Fake, or substandard medicine—some peddled by criminal gangs—is a big but hidden cause of antibiotic resistanceby Elizabeth Pisani / January 21, 2016 / Leave a comment
In the infectious disease wards of Ho Chi Minh City’s main hospital for tropical illnesses, patients are arranged behind plate-glass windows like mannequins in a department store. Those that are conscious stare blankly through the glass that separates them and their frightening pathogens—cryptococcal meningitis, perhaps, or septicaemia—from the efficient hum of nurses and orderlies on the ward. A runner comes in and hands a doctor a sheaf of papers, the latest batch of results from the microbiology lab.
For the glassed-in patients—the hospital’s most serious cases—these reports are rarely encouraging. The pathogens that have colonised their blood, lungs, or tissues have evolved their way around every drug that could have been used to combat them. And researchers working on the frontline of resistance blame the mutant bugs, in part, on fake and second-rate medicines.
This may be happening far away, but it is the west’s problem too. In these days of global tourism, travel and migration, drug-resistant bacteria are highly mobile. “Humans think a lot of themselves,” said Paul Newton, professor of tropical medicine at Oxford University, who works out of a microbiology lab in Vientiane, the capital of Laos. “But in fact we’re really just exoskeletons for bacteria. They take cheap flights as often as we do.”
No-longer curable variants of bugs bred in Ho Chi Minh City may be coming to a hospital near you.
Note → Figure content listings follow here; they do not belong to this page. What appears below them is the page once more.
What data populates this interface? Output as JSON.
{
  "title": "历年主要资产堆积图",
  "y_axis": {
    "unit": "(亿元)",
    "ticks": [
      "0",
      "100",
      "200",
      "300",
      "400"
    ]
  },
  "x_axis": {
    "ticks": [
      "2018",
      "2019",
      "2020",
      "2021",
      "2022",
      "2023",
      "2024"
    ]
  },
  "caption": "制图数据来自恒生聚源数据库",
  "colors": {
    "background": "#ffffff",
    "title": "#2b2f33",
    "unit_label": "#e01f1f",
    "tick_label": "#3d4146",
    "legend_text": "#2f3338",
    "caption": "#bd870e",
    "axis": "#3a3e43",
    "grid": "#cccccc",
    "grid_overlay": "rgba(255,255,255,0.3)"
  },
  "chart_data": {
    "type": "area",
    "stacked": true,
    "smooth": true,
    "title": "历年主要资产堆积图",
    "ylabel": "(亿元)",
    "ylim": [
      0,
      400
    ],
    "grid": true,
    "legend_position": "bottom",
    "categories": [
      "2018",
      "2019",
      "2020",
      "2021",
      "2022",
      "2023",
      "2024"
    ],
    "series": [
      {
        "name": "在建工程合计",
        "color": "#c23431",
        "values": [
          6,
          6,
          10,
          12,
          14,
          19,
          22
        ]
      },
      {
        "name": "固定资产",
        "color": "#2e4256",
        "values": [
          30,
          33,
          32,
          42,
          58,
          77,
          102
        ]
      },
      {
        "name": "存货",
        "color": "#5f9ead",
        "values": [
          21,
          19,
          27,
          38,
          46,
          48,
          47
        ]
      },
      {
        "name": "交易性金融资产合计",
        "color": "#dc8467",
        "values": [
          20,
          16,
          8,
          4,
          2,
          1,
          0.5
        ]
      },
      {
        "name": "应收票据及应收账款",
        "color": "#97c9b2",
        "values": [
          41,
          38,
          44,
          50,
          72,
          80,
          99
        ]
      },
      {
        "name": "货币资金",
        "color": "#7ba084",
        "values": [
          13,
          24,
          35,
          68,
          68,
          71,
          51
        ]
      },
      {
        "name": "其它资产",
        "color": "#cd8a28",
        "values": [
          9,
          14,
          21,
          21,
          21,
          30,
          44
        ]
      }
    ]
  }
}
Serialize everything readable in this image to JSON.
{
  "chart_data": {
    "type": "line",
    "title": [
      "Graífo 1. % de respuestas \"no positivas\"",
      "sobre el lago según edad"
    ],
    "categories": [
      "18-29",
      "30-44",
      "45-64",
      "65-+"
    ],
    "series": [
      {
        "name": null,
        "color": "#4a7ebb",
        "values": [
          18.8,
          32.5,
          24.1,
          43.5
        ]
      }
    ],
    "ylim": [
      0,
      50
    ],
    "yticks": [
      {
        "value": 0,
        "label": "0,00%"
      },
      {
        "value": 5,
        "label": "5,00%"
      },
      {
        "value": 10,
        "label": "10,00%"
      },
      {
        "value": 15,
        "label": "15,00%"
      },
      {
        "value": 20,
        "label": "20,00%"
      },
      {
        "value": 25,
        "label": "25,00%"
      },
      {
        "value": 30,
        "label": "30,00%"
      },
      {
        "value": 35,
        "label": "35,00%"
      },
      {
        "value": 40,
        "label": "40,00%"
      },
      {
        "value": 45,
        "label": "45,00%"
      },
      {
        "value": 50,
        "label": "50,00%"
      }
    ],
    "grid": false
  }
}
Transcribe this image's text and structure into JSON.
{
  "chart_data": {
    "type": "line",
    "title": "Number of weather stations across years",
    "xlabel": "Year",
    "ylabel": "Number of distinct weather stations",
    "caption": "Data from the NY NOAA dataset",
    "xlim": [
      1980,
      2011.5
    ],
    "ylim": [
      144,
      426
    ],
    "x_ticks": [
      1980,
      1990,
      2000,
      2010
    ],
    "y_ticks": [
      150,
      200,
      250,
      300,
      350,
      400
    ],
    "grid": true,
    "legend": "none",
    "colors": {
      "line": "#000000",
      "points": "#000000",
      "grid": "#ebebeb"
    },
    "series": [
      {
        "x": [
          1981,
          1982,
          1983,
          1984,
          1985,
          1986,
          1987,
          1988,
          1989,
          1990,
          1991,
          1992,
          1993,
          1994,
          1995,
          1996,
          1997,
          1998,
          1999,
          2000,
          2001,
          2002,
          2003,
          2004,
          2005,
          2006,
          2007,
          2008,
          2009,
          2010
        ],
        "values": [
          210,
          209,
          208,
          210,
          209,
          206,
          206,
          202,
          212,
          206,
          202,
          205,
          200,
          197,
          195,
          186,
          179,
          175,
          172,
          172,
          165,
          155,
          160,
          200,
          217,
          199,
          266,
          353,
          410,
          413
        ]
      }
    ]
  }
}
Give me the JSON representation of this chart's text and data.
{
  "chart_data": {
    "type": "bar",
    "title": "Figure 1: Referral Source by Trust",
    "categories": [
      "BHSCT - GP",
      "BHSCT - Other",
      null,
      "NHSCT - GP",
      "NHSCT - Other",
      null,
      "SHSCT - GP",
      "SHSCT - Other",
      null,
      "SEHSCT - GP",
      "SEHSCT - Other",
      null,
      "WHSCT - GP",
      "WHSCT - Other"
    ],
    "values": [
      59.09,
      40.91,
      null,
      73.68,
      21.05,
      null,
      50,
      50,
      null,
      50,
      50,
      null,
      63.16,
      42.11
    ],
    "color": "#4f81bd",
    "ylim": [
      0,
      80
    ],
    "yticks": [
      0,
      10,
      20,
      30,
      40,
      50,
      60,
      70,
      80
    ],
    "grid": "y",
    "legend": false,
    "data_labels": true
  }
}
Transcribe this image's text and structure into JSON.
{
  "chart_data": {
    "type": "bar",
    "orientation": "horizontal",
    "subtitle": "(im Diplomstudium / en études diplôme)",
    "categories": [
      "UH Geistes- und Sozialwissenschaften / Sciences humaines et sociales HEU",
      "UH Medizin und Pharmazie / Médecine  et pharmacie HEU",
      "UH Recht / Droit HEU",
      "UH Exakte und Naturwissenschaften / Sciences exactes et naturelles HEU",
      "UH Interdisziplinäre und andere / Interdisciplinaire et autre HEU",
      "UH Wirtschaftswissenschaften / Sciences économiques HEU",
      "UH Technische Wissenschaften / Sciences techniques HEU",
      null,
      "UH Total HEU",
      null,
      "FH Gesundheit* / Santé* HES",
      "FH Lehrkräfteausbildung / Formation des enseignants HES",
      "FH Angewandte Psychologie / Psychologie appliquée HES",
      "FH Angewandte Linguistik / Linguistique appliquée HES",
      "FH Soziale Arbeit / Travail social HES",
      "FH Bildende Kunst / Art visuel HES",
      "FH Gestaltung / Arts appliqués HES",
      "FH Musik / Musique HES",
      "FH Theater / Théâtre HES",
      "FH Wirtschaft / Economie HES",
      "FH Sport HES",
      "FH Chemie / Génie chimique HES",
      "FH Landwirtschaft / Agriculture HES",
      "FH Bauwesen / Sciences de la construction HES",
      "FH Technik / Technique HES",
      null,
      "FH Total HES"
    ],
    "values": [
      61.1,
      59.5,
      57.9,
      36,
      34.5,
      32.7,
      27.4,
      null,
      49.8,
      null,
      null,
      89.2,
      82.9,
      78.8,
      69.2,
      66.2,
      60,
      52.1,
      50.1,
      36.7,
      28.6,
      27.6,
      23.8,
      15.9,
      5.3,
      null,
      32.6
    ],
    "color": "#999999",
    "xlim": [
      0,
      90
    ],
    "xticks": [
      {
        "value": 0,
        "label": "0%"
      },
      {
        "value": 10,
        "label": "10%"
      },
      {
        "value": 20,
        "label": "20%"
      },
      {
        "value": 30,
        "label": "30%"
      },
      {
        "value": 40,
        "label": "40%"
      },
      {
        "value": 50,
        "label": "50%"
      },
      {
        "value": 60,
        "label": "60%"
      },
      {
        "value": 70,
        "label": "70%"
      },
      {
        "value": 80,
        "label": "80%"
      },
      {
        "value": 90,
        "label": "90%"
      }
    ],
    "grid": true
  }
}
In 2008, an especially nasty genetic mutation that made several bacteria resistant to multiple classes of antibiotic was identified in a Swedish patient returning from India (hence its name, New Delhi metallo-beta-lactamase 1, or NDM-1). It was found in Britain that same year, and by 2013, in over 70 other countries. And it is not the only such infection to come to Europe. Multi-drug resistant staphylococcus, third-generation cephalosporin-resistant E.coli and K.pneumoniae have also travelled the world. At the last count, these infections and other resistant ones were already killing 25,000 Europeans a year—without measuring newer imports, such as NDM-1.
In recent years, there has been much wailing and gnashing of teeth about the advent of superbugs that have outwitted the drugs made to treat them. The UK added the threat of antimicrobial resistance to the National Risk Register for the first time in March 2015, worrying that “without effective antibiotics, even minor surgery and routine operations could become high-risk procedures.” If bacteria with mutations such as NDM-1 were rife, doctors would hesitate to recommend hip replacements or even chemotherapy: the risk of becoming infected with untreatable bacteria would be too high. In December 2014, a government-commissioned review on antimicrobial resistance warned that drug-resistant pathogens could slice 3.5 per cent off the world’s output by 2050, as well as putting 10m people into early graves every year.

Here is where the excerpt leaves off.